A Note on Files with Duplicate Names
If multiple .pro or .sav files with the same base name exist in the directories specified by the !PATH system variable, IDL will compile or restore the first file it finds, according to the following rules:
- IDL begins by searching in the current directory.
- If a .pro file whose base name matches the routine specified exists in the directory being searched, IDL compiles it, runs the routine, and stops searching.
- If a .sav file whose base name matches the routine specified exists in the directory being searched, IDL restores it, runs the routine, and stops searching.
- IDL proceeds to the first directory specified by the !PATH system variable and begins testing again with step 2. If no match is found, IDL proceeds to check each of the directories specified by the !PATH system variable in the order they appear in !PATH.
- If no file whose base name matches the routine specified is found in the directories specified by the !PATH system variable, IDL issues an Attempt to call undefined procedure/function error, and halts execution.
About Calling and Compiling Functions
Versions of IDL prior to version 5.0 used parentheses to indicate array subscripts. Because function calls use parentheses as well, the IDL compiler is not able to distinguish between arrays and functions by examining the statement syntax.
User-defined functions, with the exception of those contained in directories specified by the IDL system variable !PATH, must be compiled before the first reference to the function is encountered. This is necessary because the IDL compiler is unable to distinguish between a reference to a variable subscripted with parentheses and a call to a presently undefined user function with the same name. For example, in the statement:
A = XYZ(5)
it is impossible to tell by context alone if XYZ is an array or a function.
Note: In versions of IDL prior to version 5.0, parentheses were used to enclose array subscripts. While using parentheses to enclose array subscripts will continue to work as in previous version of IDL, we strongly suggest that you use brackets in all new code. See Array Subscript Syntax: [ ] vs. ( ) for additional details.

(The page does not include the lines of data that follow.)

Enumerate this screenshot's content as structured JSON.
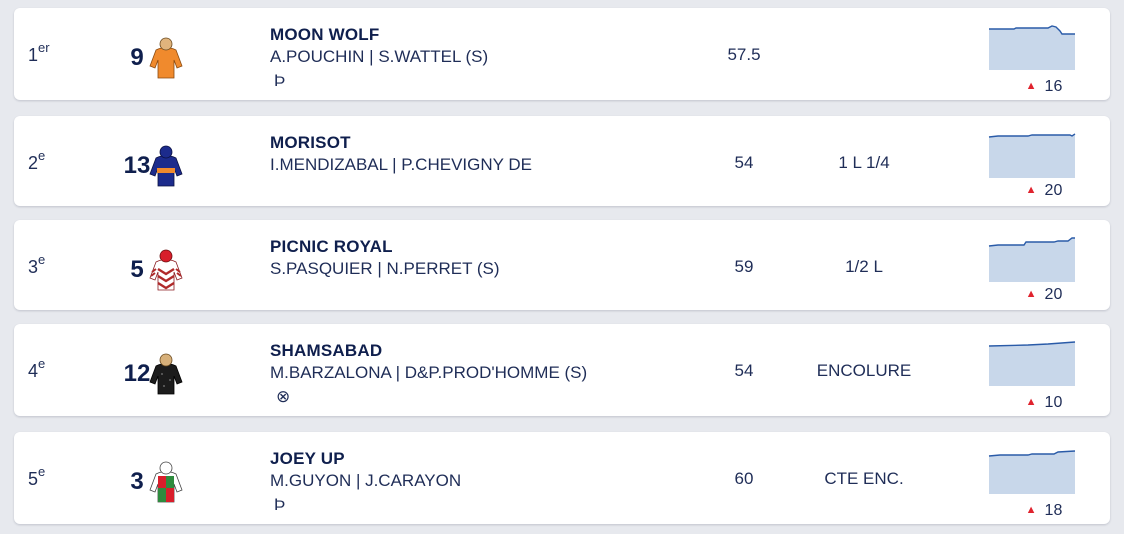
{
  "results": [
    {
      "rank": "1",
      "rank_suffix": "er",
      "number": "9",
      "horse": "MOON WOLF",
      "riders": "A.POUCHIN | S.WATTEL (S)",
      "extra": "Þ",
      "weight": "57.5",
      "gap": "",
      "odds": "16",
      "silk": {
        "body": "#f08a2d",
        "sleeve": "#f08a2d",
        "cap": "#e0b47c",
        "pattern": "plain"
      }
    },
    {
      "rank": "2",
      "rank_suffix": "e",
      "number": "13",
      "horse": "MORISOT",
      "riders": "I.MENDIZABAL | P.CHEVIGNY DE",
      "extra": "",
      "weight": "54",
      "gap": "1 L 1/4",
      "odds": "20",
      "silk": {
        "body": "#1c2b8c",
        "sleeve": "#1c2b8c",
        "cap": "#1c2b8c",
        "pattern": "band"
      }
    },
    {
      "rank": "3",
      "rank_suffix": "e",
      "number": "5",
      "horse": "PICNIC ROYAL",
      "riders": "S.PASQUIER | N.PERRET (S)",
      "extra": "",
      "weight": "59",
      "gap": "1/2 L",
      "odds": "20",
      "silk": {
        "body": "#ffffff",
        "sleeve": "#ffffff",
        "cap": "#d81e2b",
        "pattern": "chevrons"
      }
    },
    {
      "rank": "4",
      "rank_suffix": "e",
      "number": "12",
      "horse": "SHAMSABAD",
      "riders": "M.BARZALONA | D&P.PROD'HOMME (S)",
      "extra": "⊗",
      "weight": "54",
      "gap": "ENCOLURE",
      "odds": "10",
      "silk": {
        "body": "#1c1c1c",
        "sleeve": "#1c1c1c",
        "cap": "#d7b07a",
        "pattern": "plain"
      }
    },
    {
      "rank": "5",
      "rank_suffix": "e",
      "number": "3",
      "horse": "JOEY UP",
      "riders": "M.GUYON | J.CARAYON",
      "extra": "Þ",
      "weight": "60",
      "gap": "CTE ENC.",
      "odds": "18",
      "silk": {
        "body": "#d91e2b",
        "sleeve": "#ffffff",
        "cap": "#ffffff",
        "pattern": "quartered"
      }
    }
  ],
  "colors": {
    "accent": "#0f1f4d",
    "odds_up": "#e0232e",
    "sparkline_line": "#2a5ba8",
    "sparkline_fill": "#c8d7ea"
  },
  "icons": {
    "odds_trend": "triangle-up-icon",
    "silk": "jockey-silk-icon"
  }
}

When IDL encounters references that may be either a function call or a subscripted variable, it searches the current directory, then the directories specified by !PATH, for files with names that match the unknown function or variable name. If one or more files matching the unknown name exist, IDL compiles them before attempting to evaluate the expression. If no function or variable with the given name exists, IDL displays an error message.
There are several ways to avoid this problem:
- Compile the lowest-level functions (those that call no other functions) first, then higher-level functions, and finally procedures.
- Place the function in a file with the same name as the function, and place that file in one of the directories specified by !PATH.
- Use the FORWARD_FUNCTION definition statement to inform IDL that a given name refers to a function rather than a variable. See FORWARD_FUNCTION.
- Manually compile all functions before any reference, or use RESOLVE_ROUTINE or RESOLVE_ALL to compile functions.